Learning the swimming secrets of dolphins and whales
Imagine you’re on a dive. Suddenly, you sense movement and as you turn, you see what looks like a dolphin swimming in the distance. Excitedly, you swim towards it. As you get closer, you realise with bewilderment that this is no dolphin, but an underwater robot in the shape of a dolphin.
This scenario may one day become reality. And to be efficient, such robots would need to be maneuverable and stealthy, and be able to closely mimic the movements of the marine creatures.
Scientists like Keith W. Moored are working on the next generation of underwater robots by studying the movements of dolphins and whales. "We're studying how these animals are designed and what's beneficial about that design in terms of their swimming performance, or the fluid mechanics of how they swim."

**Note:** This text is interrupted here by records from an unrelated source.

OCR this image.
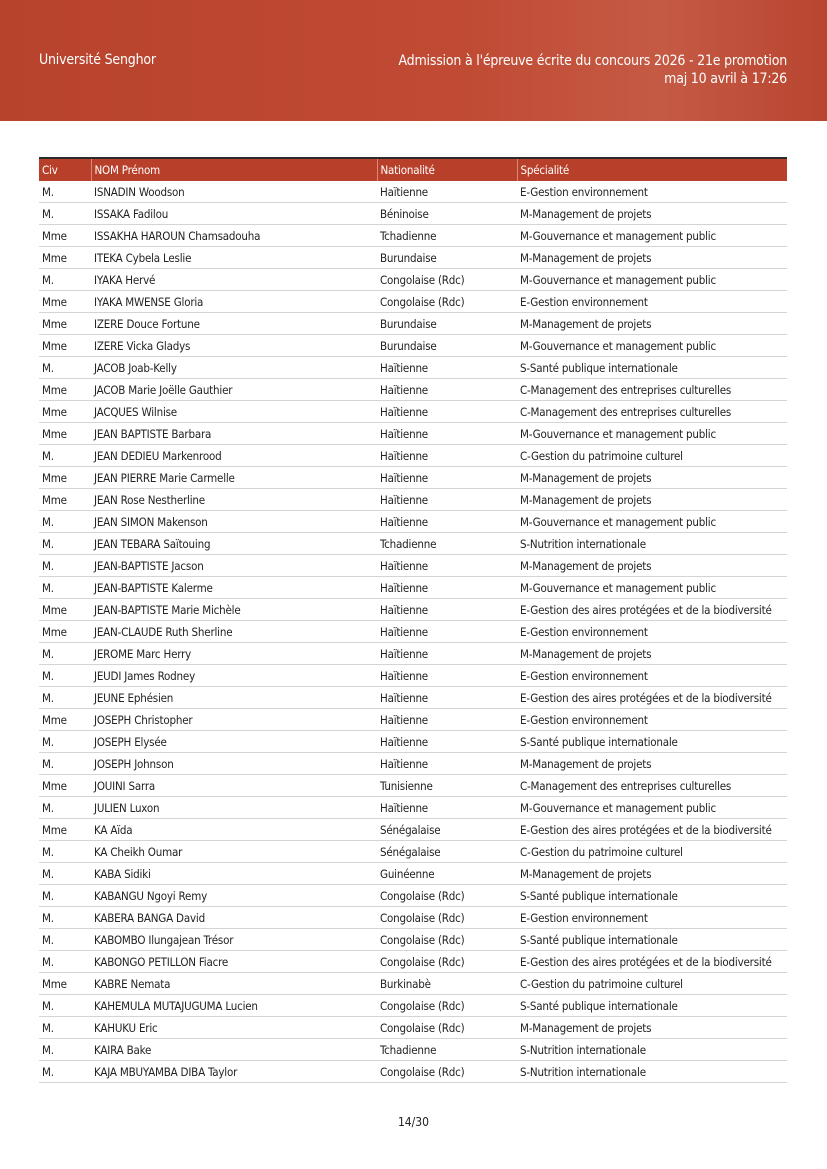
Université Senghor	Admission à l'épreuve écrite du concours 2026 - 21e promotion
maj 10 avril à 17:26
Civ	NOM Prénom	Nationalité	Spécialité
M.	ISNADIN Woodson	Haïtienne	E-Gestion environnement
M.	ISSAKA Fadilou	Béninoise	M-Management de projets
Mme	ISSAKHA HAROUN Chamsadouha	Tchadienne	M-Gouvernance et management public
Mme	ITEKA Cybela Leslie	Burundaise	M-Management de projets
M.	IYAKA Hervé	Congolaise (Rdc)	M-Gouvernance et management public
Mme	IYAKA MWENSE Gloria	Congolaise (Rdc)	E-Gestion environnement
Mme	IZERE Douce Fortune	Burundaise	M-Management de projets
Mme	IZERE Vicka Gladys	Burundaise	M-Gouvernance et management public
M.	JACOB Joab-Kelly	Haïtienne	S-Santé publique internationale
Mme	JACOB Marie Joëlle Gauthier	Haïtienne	C-Management des entreprises culturelles
Mme	JACQUES Wilnise	Haïtienne	C-Management des entreprises culturelles
Mme	JEAN BAPTISTE Barbara	Haïtienne	M-Gouvernance et management public
M.	JEAN DEDIEU Markenrood	Haïtienne	C-Gestion du patrimoine culturel
Mme	JEAN PIERRE Marie Carmelle	Haïtienne	M-Management de projets
Mme	JEAN Rose Nestherline	Haïtienne	M-Management de projets
M.	JEAN SIMON Makenson	Haïtienne	M-Gouvernance et management public
M.	JEAN TEBARA Saïtouing	Tchadienne	S-Nutrition internationale
M.	JEAN-BAPTISTE Jacson	Haïtienne	M-Management de projets
M.	JEAN-BAPTISTE Kalerme	Haïtienne	M-Gouvernance et management public
Mme	JEAN-BAPTISTE Marie Michèle	Haïtienne	E-Gestion des aires protégées et de la biodiversité
Mme	JEAN-CLAUDE Ruth Sherline	Haïtienne	E-Gestion environnement
M.	JEROME Marc Herry	Haïtienne	M-Management de projets
M.	JEUDI James Rodney	Haïtienne	E-Gestion environnement
M.	JEUNE Ephésien	Haïtienne	E-Gestion des aires protégées et de la biodiversité
Mme	JOSEPH Christopher	Haïtienne	E-Gestion environnement
M.	JOSEPH Elysée	Haïtienne	S-Santé publique internationale
M.	JOSEPH Johnson	Haïtienne	M-Management de projets
Mme	JOUINI Sarra	Tunisienne	C-Management des entreprises culturelles
M.	JULIEN Luxon	Haïtienne	M-Gouvernance et management public
Mme	KA Aïda	Sénégalaise	E-Gestion des aires protégées et de la biodiversité
M.	KA Cheikh Oumar	Sénégalaise	C-Gestion du patrimoine culturel
M.	KABA Sidiki	Guinéenne	M-Management de projets
M.	KABANGU Ngoyi Remy	Congolaise (Rdc)	S-Santé publique internationale
M.	KABERA BANGA David	Congolaise (Rdc)	E-Gestion environnement
M.	KABOMBO Ilungajean Trésor	Congolaise (Rdc)	S-Santé publique internationale
M.	KABONGO PETILLON Fiacre	Congolaise (Rdc)	E-Gestion des aires protégées et de la biodiversité
Mme	KABRE Nemata	Burkinabè	C-Gestion du patrimoine culturel
M.	KAHEMULA MUTAJUGUMA Lucien	Congolaise (Rdc)	S-Santé publique internationale
M.	KAHUKU Eric	Congolaise (Rdc)	M-Management de projets
M.	KAIRA Bake	Tchadienne	S-Nutrition internationale
M.	KAJA MBUYAMBA DIBA Taylor	Congolaise (Rdc)	S-Nutrition internationale
14/30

Moored is an assistant professor of mechanical engineering and mechanics in Lehigh University's P.C. Rossin College of Engineering and Applied Science. He is also the principal investigator on a Journal of the Royal Society Interface paper that examined the fluid mechanics of cetacean propulsion by numerically simulating their oscillating tail fins.
Cetaceans’ tails come in many shapes. The scientists wanted to find out whether the shape of the tail fin affects the way animals moved their fins (called “kinematics”).
Focusing on five species (bottlenose dolphin, spotted dolphin, orca, false killer whale and beluga whale), the team ran simulations to determine the propulsive efficiency for each species. Then, they swapped the data around, for example, by running a simulation of the orca’s fin shape with the kinematics of a dolphin.
The findings of the 25 swapped simulations surprised the team.
"The pseudo orca fin shape was always the best, meaning it was the most efficient. It didn't matter what kinematics we gave it. And the beluga whale kinematics were always the best, regardless of which shape it was attached to. We didn't expect that, so we started digging into it more and developed this relatively simplistic model of how efficiency scales with different kinematic and shape variables," said Moored.
The model also predicted efficiency beyond the data set and revealed that specific shapes were tailored to specific kinematics.
The team made an interesting revelation about the relationship between circulatory forces and added mass forces that contribute to an animal’s movement.
"A tail that's flapping up and down generates forces just like an aircraft, but it also generates added mass forces that have to do with how fast the fluid is being accelerated," Moored explained. "…We found that the accelerations of the fin are integral to predicting the trends of efficiency, and that was fascinating to us. It ultimately gives us a predictive model that's accurate."
The model can provide a basic design equation for building an underwater robot that performs like a cetacean. Such a robot can be deployed to test hypotheses, to better understand the behaviour of fish schools, to detect submarines and other submersibles and to monitor climate change impact on fish stock populations.